Through the debate on identity and the questions of expansion and immigration, Europe is trying to establish its boundaries. Borders give a sense of safety and security, but can also be a source of repression for those on either side of them

Today’s Europe has come to be a collective system of states dissected by borders. The European invention of territorial states with defined borders has, along with capitalism, come to represent the standard model of political organisation. To define political identity as belonging to a particular people or a nation state has become such an accepted norm to us that the existence of geo-political borders and identity derived from national citizenship seem perfectly natural.

The rigidity of borders surrounding nation states has been notably decreased through the transnational flow of people, information, goods and capital. But running counter to this trend has been Europe’s creating and strengthening of borders. Thus, whilst the internal borders of the EU have decreased in importance, its external borders are being consolidated, step by step.

An integral part of this process is the debate being held by the ruling elite about European identity. The construct of identity goes hand in hand with the construct which arises from the debate on identity, the construct of “other”. In other words, of a non-European identity. This is not only the antithesis of the European identity but also that which European identity must protect itself from. “Other” can be defined as a variety of things: the threatening Muslim identity (Turkey, terrorists); the threateningly chaotic (the Balkans, Russia); the threateningly unilateral (the USA or President George Bush); the threateningly foreign and unfamiliar (alternative ways of life penetrating to the core of Europe’s). Each of these different identities must either be assimilated and integrated, or kept out altogether. The borders of Europe which have arisen from the debate are the justification for the very real creation of a “Fortress Europe” which will ensure that through its external borders, Europe and its fragile identity can be protected

Exclusion and adjustment

Borders serve the purpose of protecting what lies inside. They are, however, predominantly repressive. Borders serve to legitimate and secure privileges: in their apparently self-understood nature, borders persuade citizens of the Union that they have a legitimate right to the Union’s territory and the values it holds. That “others” should have the same right as “we Europeans” to move freely on European territory or settle there, that “others” should be granted the same democratic rights of co-decision as “we Europeans” are considerations which get lost in a reality in which borders are considered quasi-natural norms.

So that the homogenous identity which has been constructed for those within the borders can be kept “pure”, differences must be negated.

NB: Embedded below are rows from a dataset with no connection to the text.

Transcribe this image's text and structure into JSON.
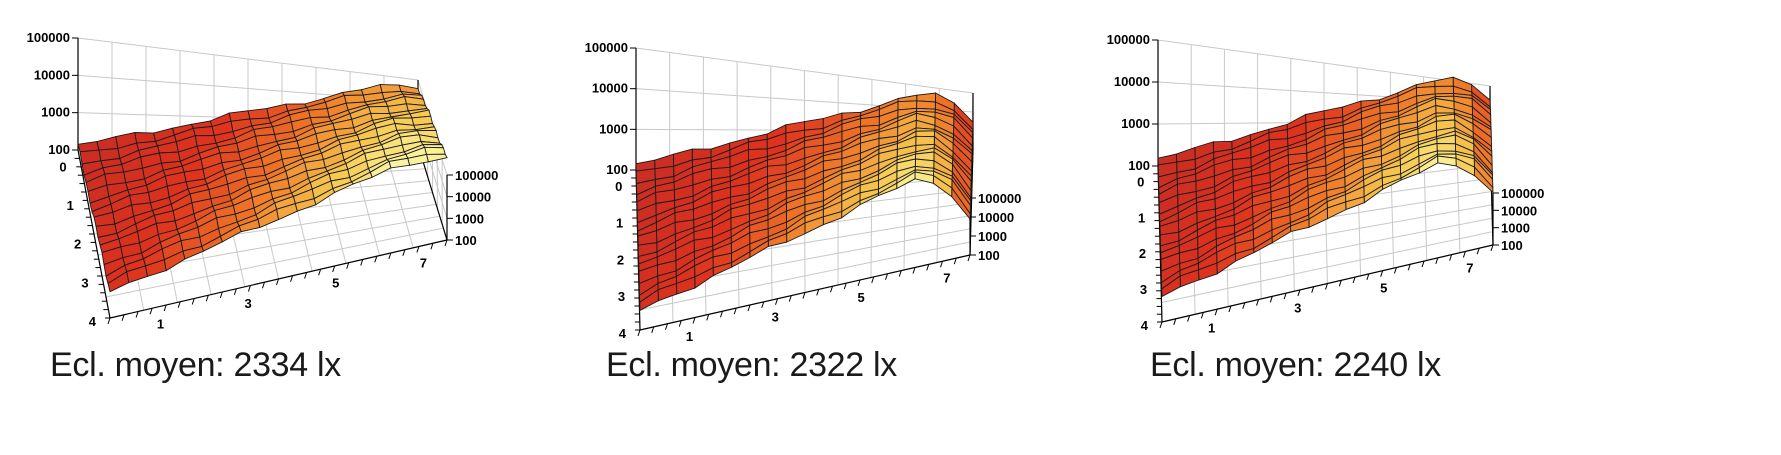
{
  "chart_data": [
    {
      "type": "surface",
      "caption": "Ecl. moyen: 2334 lx",
      "x_ticks": [
        "0",
        "1",
        "2",
        "3",
        "4"
      ],
      "y_ticks": [
        "1",
        "3",
        "5",
        "7"
      ],
      "z_ticks_left": [
        "100",
        "1000",
        "10000",
        "100000"
      ],
      "z_ticks_right": [
        "100",
        "1000",
        "10000",
        "100000"
      ],
      "z_scale": "log",
      "zlim": [
        100,
        100000
      ],
      "z_corners": {
        "near_front": 130,
        "near_back": 6000,
        "far_front": 500,
        "far_back": 35000
      },
      "ridge_drop": 0.35
    },
    {
      "type": "surface",
      "caption": "Ecl. moyen: 2322 lx",
      "x_ticks": [
        "0",
        "1",
        "2",
        "3",
        "4"
      ],
      "y_ticks": [
        "1",
        "3",
        "5",
        "7"
      ],
      "z_ticks_left": [
        "100",
        "1000",
        "10000",
        "100000"
      ],
      "z_ticks_right": [
        "100",
        "1000",
        "10000",
        "100000"
      ],
      "z_scale": "log",
      "zlim": [
        100,
        100000
      ],
      "z_corners": {
        "near_front": 130,
        "near_back": 5000,
        "far_front": 300,
        "far_back": 30000
      },
      "ridge_drop": 1.6
    },
    {
      "type": "surface",
      "caption": "Ecl. moyen: 2240 lx",
      "x_ticks": [
        "0",
        "1",
        "2",
        "3",
        "4"
      ],
      "y_ticks": [
        "1",
        "3",
        "5",
        "7"
      ],
      "z_ticks_left": [
        "100",
        "1000",
        "10000",
        "100000"
      ],
      "z_ticks_right": [
        "100",
        "1000",
        "10000",
        "100000"
      ],
      "z_scale": "log",
      "zlim": [
        100,
        100000
      ],
      "z_corners": {
        "near_front": 140,
        "near_back": 5500,
        "far_front": 400,
        "far_back": 35000
      },
      "ridge_drop": 1.3
    }
  ]
}
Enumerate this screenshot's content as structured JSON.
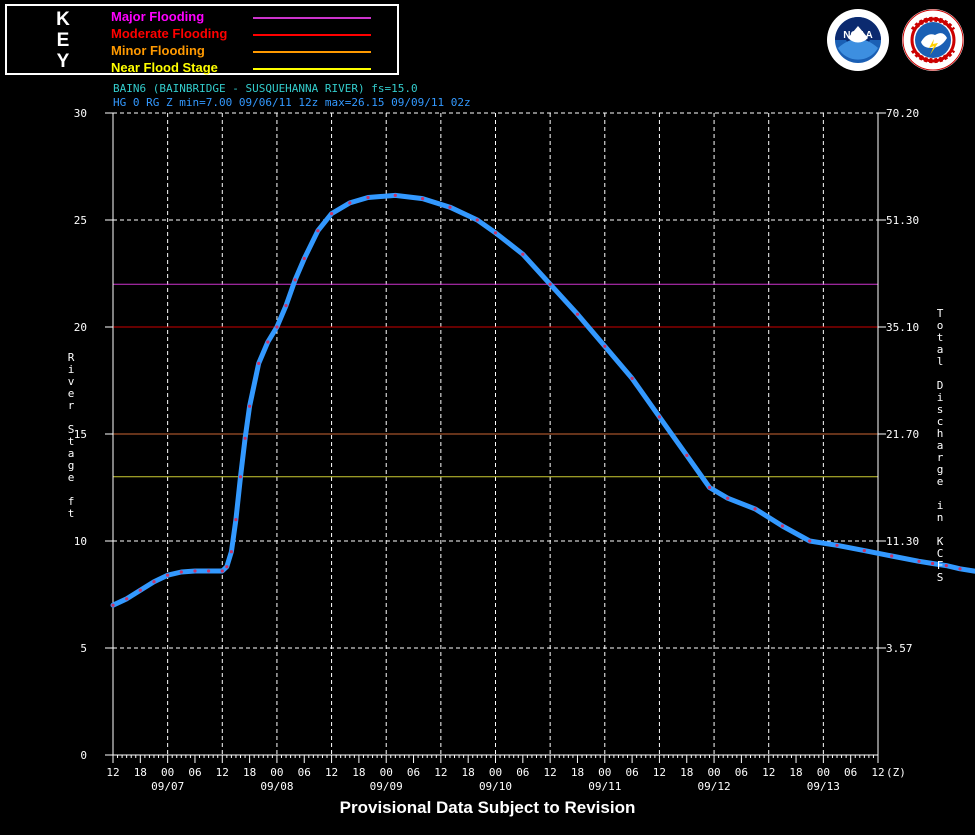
{
  "key": {
    "letters": [
      "K",
      "E",
      "Y"
    ],
    "items": [
      {
        "label": "Major Flooding",
        "color": "#ff00ff",
        "line_color": "#cc33cc"
      },
      {
        "label": "Moderate Flooding",
        "color": "#ff0000",
        "line_color": "#ff0000"
      },
      {
        "label": "Minor Flooding",
        "color": "#ff9900",
        "line_color": "#ff9900"
      },
      {
        "label": "Near Flood Stage",
        "color": "#ffff00",
        "line_color": "#ffff00"
      }
    ]
  },
  "logos": {
    "noaa": {
      "text": "NOAA",
      "icon": "noaa-logo-icon"
    },
    "nws": {
      "icon": "nws-logo-icon"
    }
  },
  "footer": {
    "note": "Provisional Data Subject to Revision"
  },
  "chart_data": {
    "type": "line",
    "title_line1": "BAIN6 (BAINBRIDGE - SUSQUEHANNA RIVER) fs=15.0",
    "title_line2": "HG 0 RG Z min=7.00 09/06/11 12z max=26.15 09/09/11 02z",
    "ylabel": "River Stage ft",
    "y2label": "Total Discharge in KCFS",
    "xunit": "(Z)",
    "ylim": [
      0,
      30
    ],
    "y_ticks": [
      0,
      5,
      10,
      15,
      20,
      25,
      30
    ],
    "y2_ticks": [
      {
        "stage": 5,
        "label": "3.57"
      },
      {
        "stage": 10,
        "label": "11.30"
      },
      {
        "stage": 15,
        "label": "21.70"
      },
      {
        "stage": 20,
        "label": "35.10"
      },
      {
        "stage": 25,
        "label": "51.30"
      },
      {
        "stage": 30,
        "label": "70.20"
      }
    ],
    "x_start": "09/06/11 12z",
    "x_tick_hours": [
      "12",
      "18",
      "00",
      "06",
      "12",
      "18",
      "00",
      "06",
      "12",
      "18",
      "00",
      "06",
      "12",
      "18",
      "00",
      "06",
      "12",
      "18",
      "00",
      "06",
      "12",
      "18",
      "00",
      "06",
      "12",
      "18",
      "00",
      "06",
      "12"
    ],
    "date_labels": [
      "09/07",
      "09/08",
      "09/09",
      "09/10",
      "09/11",
      "09/12",
      "09/13"
    ],
    "grid": true,
    "thresholds": [
      {
        "name": "Major Flooding",
        "value": 22,
        "color": "#cc33cc"
      },
      {
        "name": "Moderate Flooding",
        "value": 20,
        "color": "#cc0000"
      },
      {
        "name": "Minor Flooding",
        "value": 15,
        "color": "#cc6633"
      },
      {
        "name": "Near Flood Stage",
        "value": 13,
        "color": "#cccc33"
      }
    ],
    "series": [
      {
        "color": "#3399ff",
        "points": [
          [
            "09/06/11 12z",
            7.0
          ],
          [
            "09/06/11 15z",
            7.3
          ],
          [
            "09/06/11 18z",
            7.7
          ],
          [
            "09/06/11 21z",
            8.1
          ],
          [
            "09/07/11 00z",
            8.4
          ],
          [
            "09/07/11 03z",
            8.55
          ],
          [
            "09/07/11 06z",
            8.6
          ],
          [
            "09/07/11 09z",
            8.6
          ],
          [
            "09/07/11 12z",
            8.6
          ],
          [
            "09/07/11 13z",
            8.8
          ],
          [
            "09/07/11 14z",
            9.5
          ],
          [
            "09/07/11 15z",
            11.0
          ],
          [
            "09/07/11 16z",
            13.0
          ],
          [
            "09/07/11 17z",
            14.8
          ],
          [
            "09/07/11 18z",
            16.3
          ],
          [
            "09/07/11 20z",
            18.3
          ],
          [
            "09/07/11 22z",
            19.3
          ],
          [
            "09/08/11 00z",
            20.0
          ],
          [
            "09/08/11 02z",
            21.0
          ],
          [
            "09/08/11 04z",
            22.2
          ],
          [
            "09/08/11 06z",
            23.2
          ],
          [
            "09/08/11 09z",
            24.5
          ],
          [
            "09/08/11 12z",
            25.3
          ],
          [
            "09/08/11 16z",
            25.8
          ],
          [
            "09/08/11 20z",
            26.05
          ],
          [
            "09/09/11 02z",
            26.15
          ],
          [
            "09/09/11 08z",
            26.0
          ],
          [
            "09/09/11 14z",
            25.6
          ],
          [
            "09/09/11 20z",
            25.0
          ],
          [
            "09/10/11 00z",
            24.4
          ],
          [
            "09/10/11 06z",
            23.4
          ],
          [
            "09/10/11 12z",
            22.0
          ],
          [
            "09/10/11 18z",
            20.6
          ],
          [
            "09/11/11 00z",
            19.1
          ],
          [
            "09/11/11 06z",
            17.6
          ],
          [
            "09/11/11 12z",
            15.8
          ],
          [
            "09/11/11 18z",
            14.0
          ],
          [
            "09/11/11 23z",
            12.5
          ],
          [
            "09/12/11 03z",
            12.0
          ],
          [
            "09/12/11 09z",
            11.5
          ],
          [
            "09/12/11 15z",
            10.7
          ],
          [
            "09/12/11 21z",
            10.0
          ],
          [
            "09/13/11 03z",
            9.8
          ],
          [
            "09/13/11 09z",
            9.55
          ],
          [
            "09/13/11 15z",
            9.3
          ],
          [
            "09/13/11 21z",
            9.05
          ],
          [
            "09/14/11 00z",
            8.95
          ],
          [
            "09/14/11 03z",
            8.85
          ],
          [
            "09/14/11 06z",
            8.7
          ],
          [
            "09/14/11 12z",
            8.5
          ]
        ]
      }
    ]
  }
}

The non-European within Europe must be assimilated, Europeanised and normalised. The only acceptable “strangers” amongst us are those that fit into the dominant European culture. Borders can only maintain their function if the fiction that they cleanly separate the homogenous internal identity from the “other” external identity is maintained.

Post-modern Europe

European integration offers the perfect opportunity to overcome the modernistic, territorial-focused perception which now dominates and is strongly characterised by its blinkered thinking. European politics is a heady mixture of differing and overlapping loyalties, all at different levels. Europe’s borders remain preliminary, movable markings, especially with the continued existence of the movement advocating further enlargement of the EU. And European identity finds itself in a similar state of flux as its borders. Modernistic thinking is pushing for a decision on the matter: “Where are Europe’s borders? What constitutes the European identity? Who is a part of it and who is not?” The temptation to answer these questions once and for all, so as to finally provide clarity and order, must be resisted. It is the openness, the indecision and changeability, the overlapping, the multiple, the nebulous, the fluid, which make Europe an exciting post-modern project. There is significant potential in a post-modern Europe to grasp new ways of thinking and living and to develop democratic forms which could help avoid the totalitarian and repressive aspects prevalent in the modern system of the nation state.